On December 10, leading investigator Fadi Sawan charged Caretaker Prime Minister Hassan Diab alongside three former ministers in connection with the blast. Diab and two of those ministers refused to appear for questioning, and Caretaker Interior Minister Mohammad Fahmi said he would not instruct security forces to arrest the accused government officials, even if the judiciary issued arrest warrants.

“It’s a ludicrous perversion of the principles of the independence of the judiciary,” Mazjoub said.

The investigation has been paused since December 17 when two of the ex-ministers filed a motion requesting that the Cassation Court, Lebanon’s highest court, replace the investigators, claiming that Sawan violated a local law by calling ex-ministers to a trial. 

At the time, now two months ago, Sawan said the investigation would pause for 10 days.

Mazjoub added that as the pushback to the investigation from the political establishment in Lebanon crystallizes, a more hopeful path to justice is through an international investigation.

The Lebanese government’s unwillingness to even allocate resources to the investigation is apparent, as Sawan has operated with two clerks, who take notes by hand

“Why isn’t the investigative judge working? We need him to work.” Lazkani, who lost his father in the blast, said, echoing a frustration felt by thousands.

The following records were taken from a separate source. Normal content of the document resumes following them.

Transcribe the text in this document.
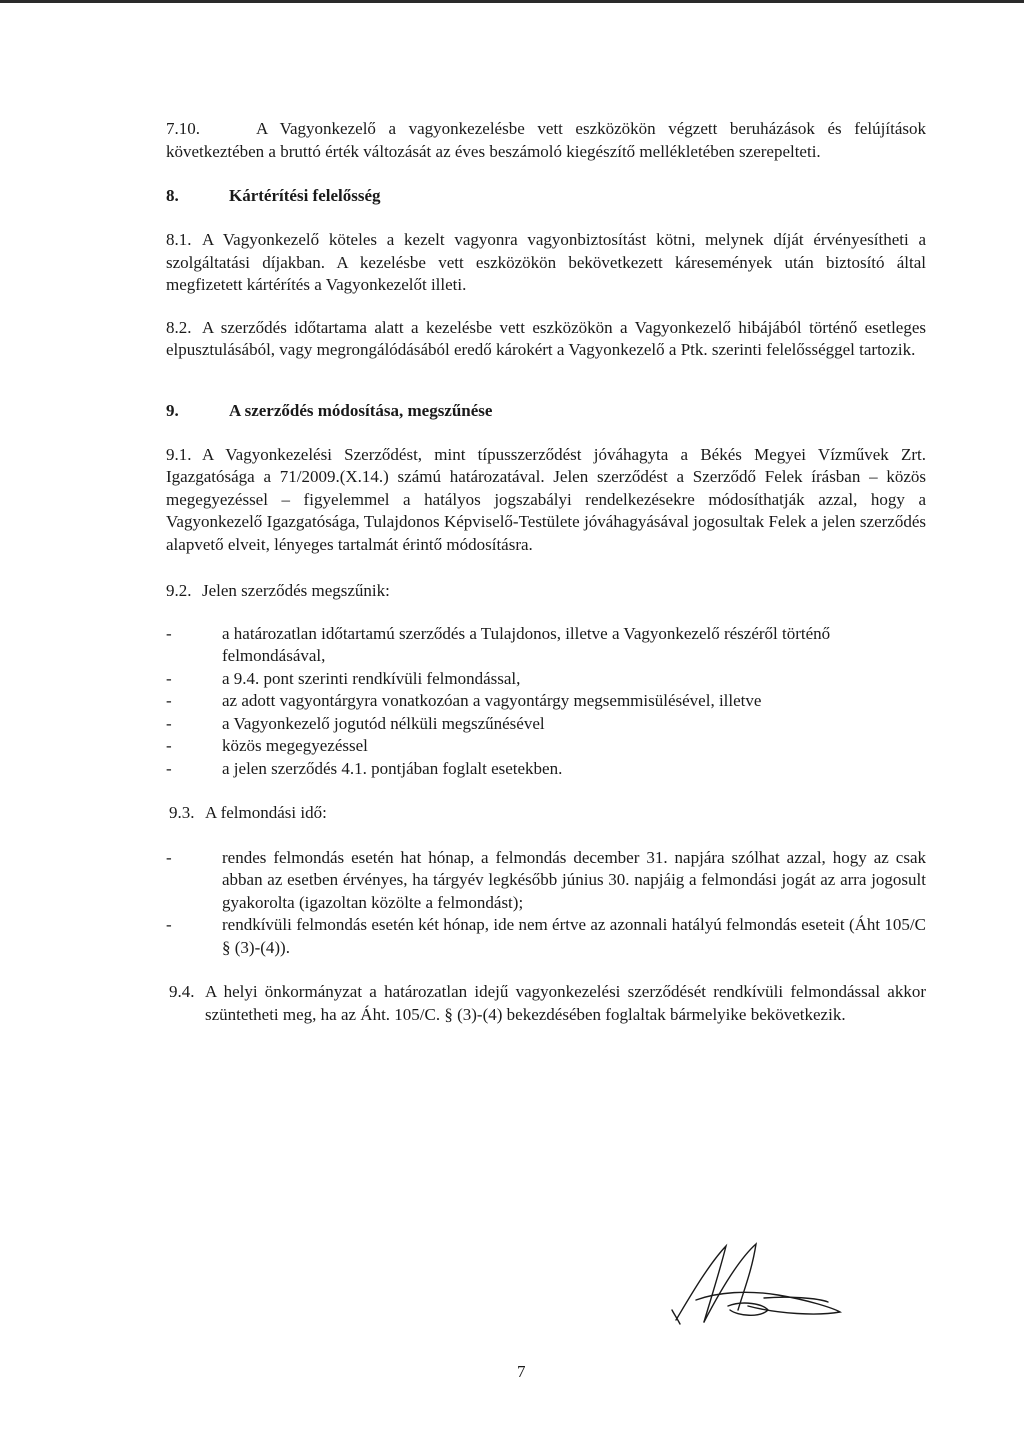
7.10.	A Vagyonkezelő a vagyonkezelésbe vett eszközökön végzett beruházások és felújítások következtében a bruttó érték változását az éves beszámoló kiegészítő mellékletében szerepelteti.
8.	Kártérítési felelősség
8.1. A Vagyonkezelő köteles a kezelt vagyonra vagyonbiztosítást kötni, melynek díját érvényesítheti a szolgáltatási díjakban. A kezelésbe vett eszközökön bekövetkezett káresemények után biztosító által megfizetett kártérítés a Vagyonkezelőt illeti.
8.2. A szerződés időtartama alatt a kezelésbe vett eszközökön a Vagyonkezelő hibájából történő esetleges elpusztulásából, vagy megrongálódásából eredő károkért a Vagyonkezelő a Ptk. szerinti felelősséggel tartozik.
9.	A szerződés módosítása, megszűnése
9.1. A Vagyonkezelési Szerződést, mint típusszerződést jóváhagyta a Békés Megyei Vízművek Zrt. Igazgatósága a 71/2009.(X.14.) számú határozatával. Jelen szerződést a Szerződő Felek írásban – közös megegyezéssel – figyelemmel a hatályos jogszabályi rendelkezésekre módosíthatják azzal, hogy a Vagyonkezelő Igazgatósága, Tulajdonos Képviselő-Testülete jóváhagyásával jogosultak Felek a jelen szerződés alapvető elveit, lényeges tartalmát érintő módosításra.
9.2. Jelen szerződés megszűnik:
-	a határozatlan időtartamú szerződés a Tulajdonos, illetve a Vagyonkezelő részéről történő felmondásával,
-	a 9.4. pont szerinti rendkívüli felmondással,
-	az adott vagyontárgyra vonatkozóan a vagyontárgy megsemmisülésével, illetve
-	a Vagyonkezelő jogutód nélküli megszűnésével
-	közös megegyezéssel
-	a jelen szerződés 4.1. pontjában foglalt esetekben.
9.3. A felmondási idő:
-	rendes felmondás esetén hat hónap, a felmondás december 31. napjára szólhat azzal, hogy az csak abban az esetben érvényes, ha tárgyév legkésőbb június 30. napjáig a felmondási jogát az arra jogosult gyakorolta (igazoltan közölte a felmondást);
-	rendkívüli felmondás esetén két hónap, ide nem értve az azonnali hatályú felmondás eseteit (Áht 105/C § (3)-(4)).
9.4. A helyi önkormányzat a határozatlan idejű vagyonkezelési szerződését rendkívüli felmondással akkor szüntetheti meg, ha az Áht. 105/C. § (3)-(4) bekezdésében foglaltak bármelyike bekövetkezik.
7
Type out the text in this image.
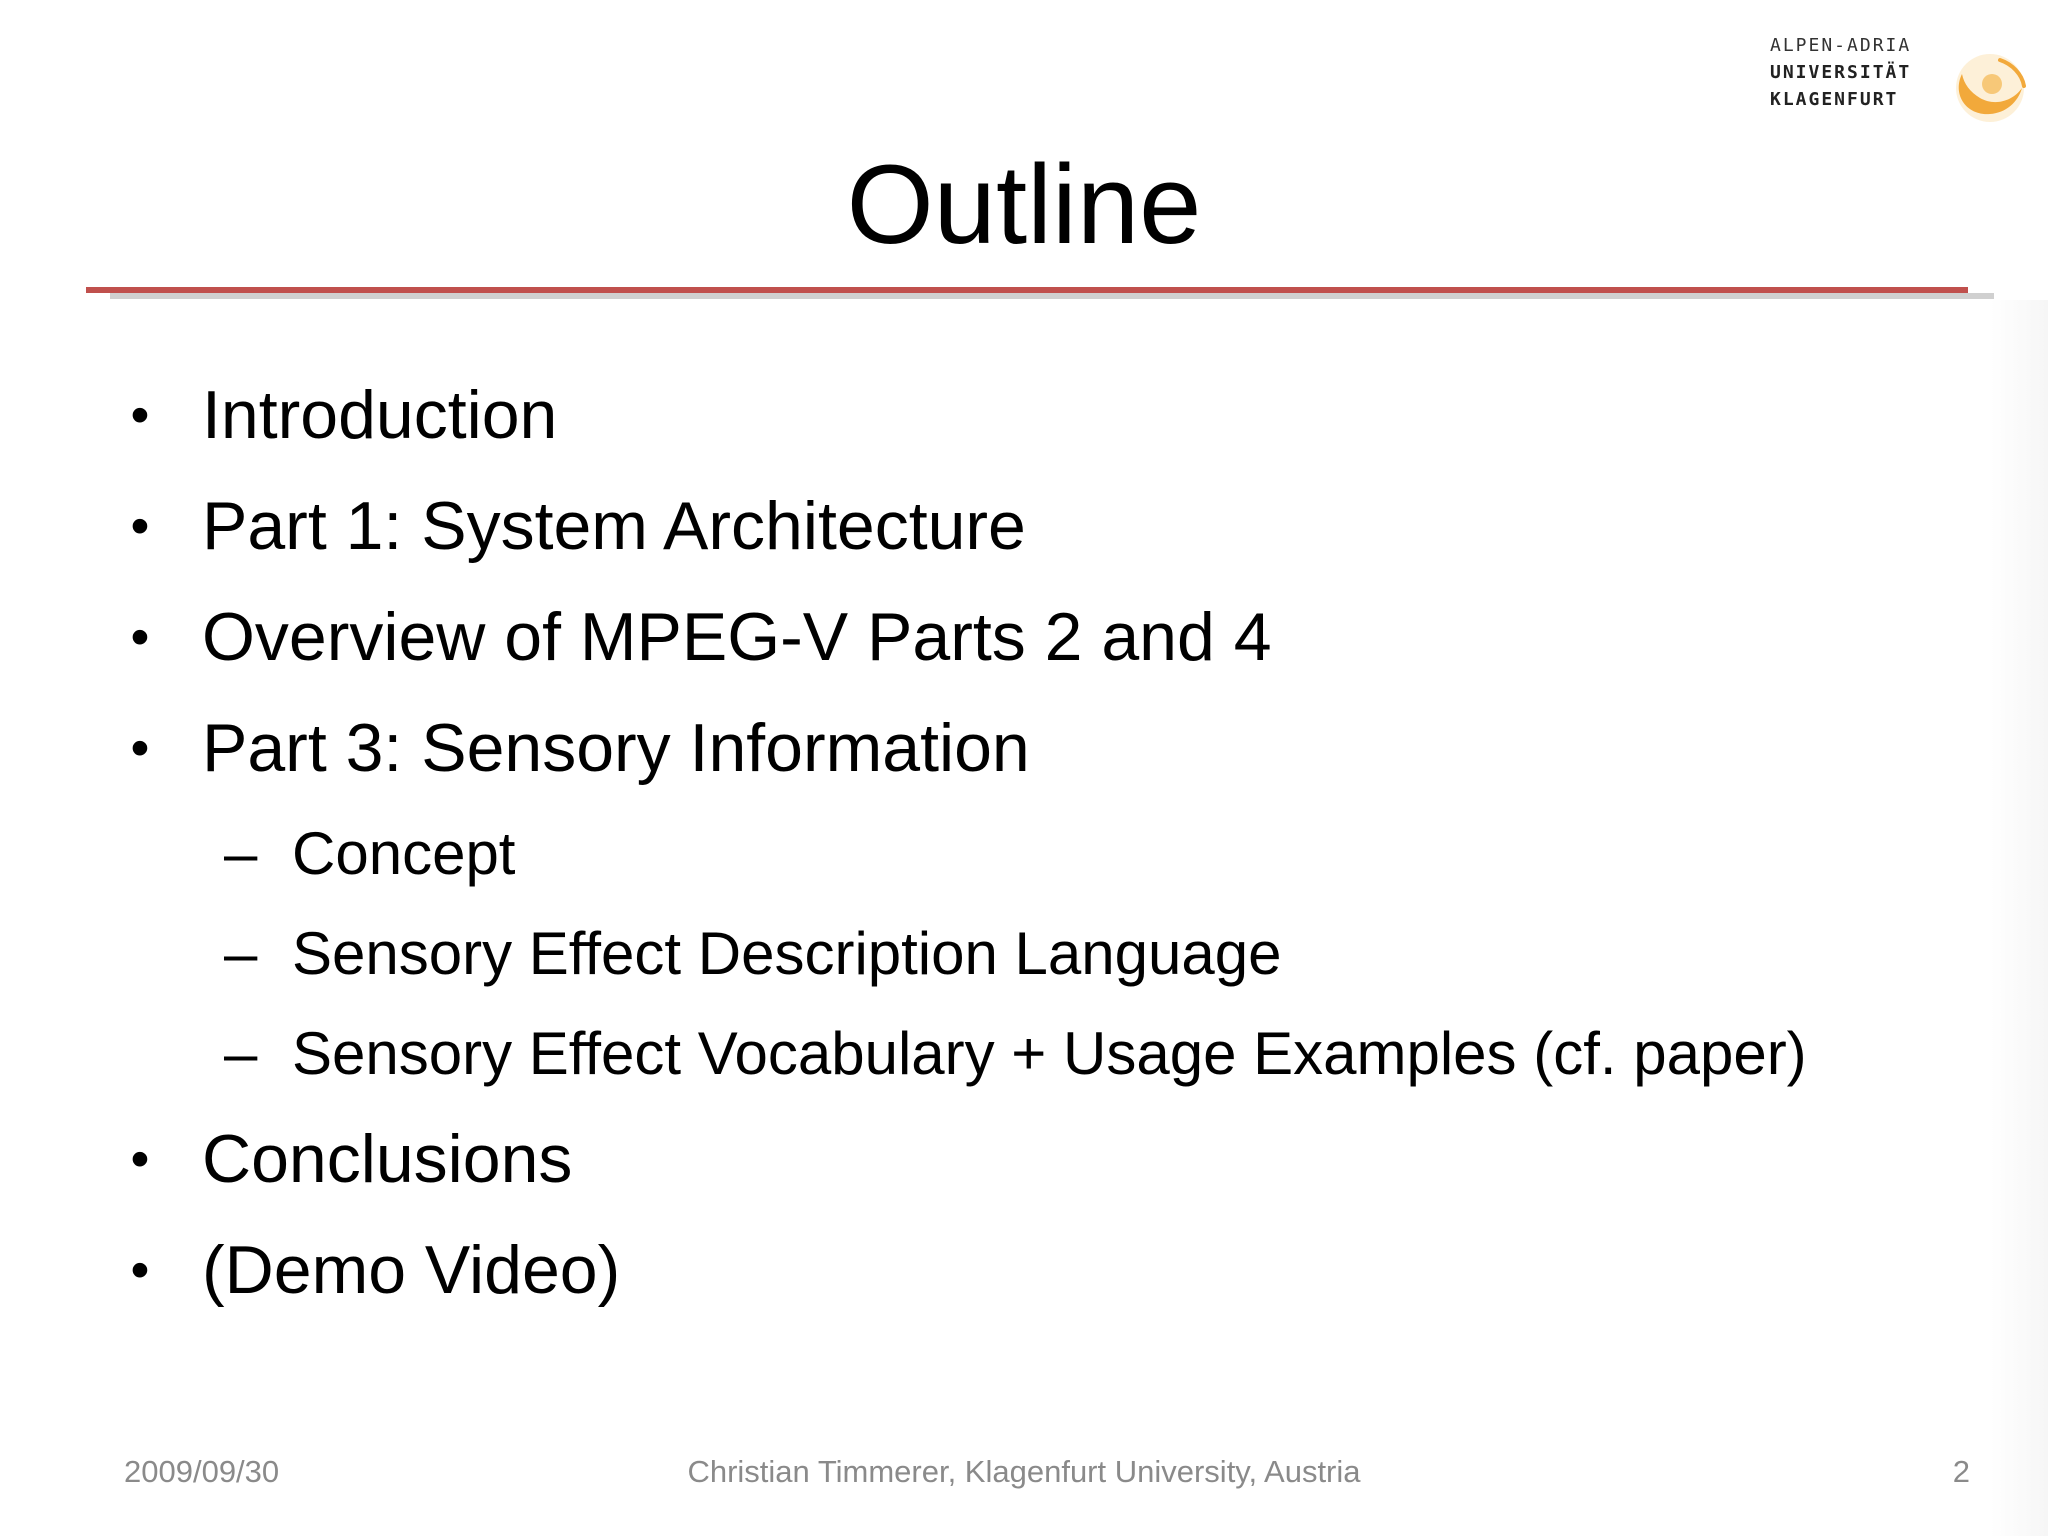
ALPEN-ADRIA
UNIVERSITÄT
KLAGENFURT
Outline
• Introduction
• Part 1: System Architecture
• Overview of MPEG-V Parts 2 and 4
• Part 3: Sensory Information
– Concept
– Sensory Effect Description Language
– Sensory Effect Vocabulary + Usage Examples (cf. paper)
• Conclusions
• (Demo Video)
2009/09/30	Christian Timmerer, Klagenfurt University, Austria	2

“For the families of the martyrs, it’s not about whether six months have passed or not. If six years have passed, we won’t stop until we achieve justice. We won’t stay silent. We protested yesterday, and tomorrow we will protest,” Lazkani said. 

And the stalled investigation has provided a focal throughline for protesters to once again demand accountability from their government, and Lazkani is doing so advocating through the Beirut Port Blast Martyrs’ Families Committee.

“We lost everything we had and have nothing else to lose,” Lazkani said. 

“We don’t want anything more than a transparent and thorough investigation to reveal who was behind this,” he continued, “who brought the ammonium nitrate, who stayed quiet about it, who detonated it, everything.”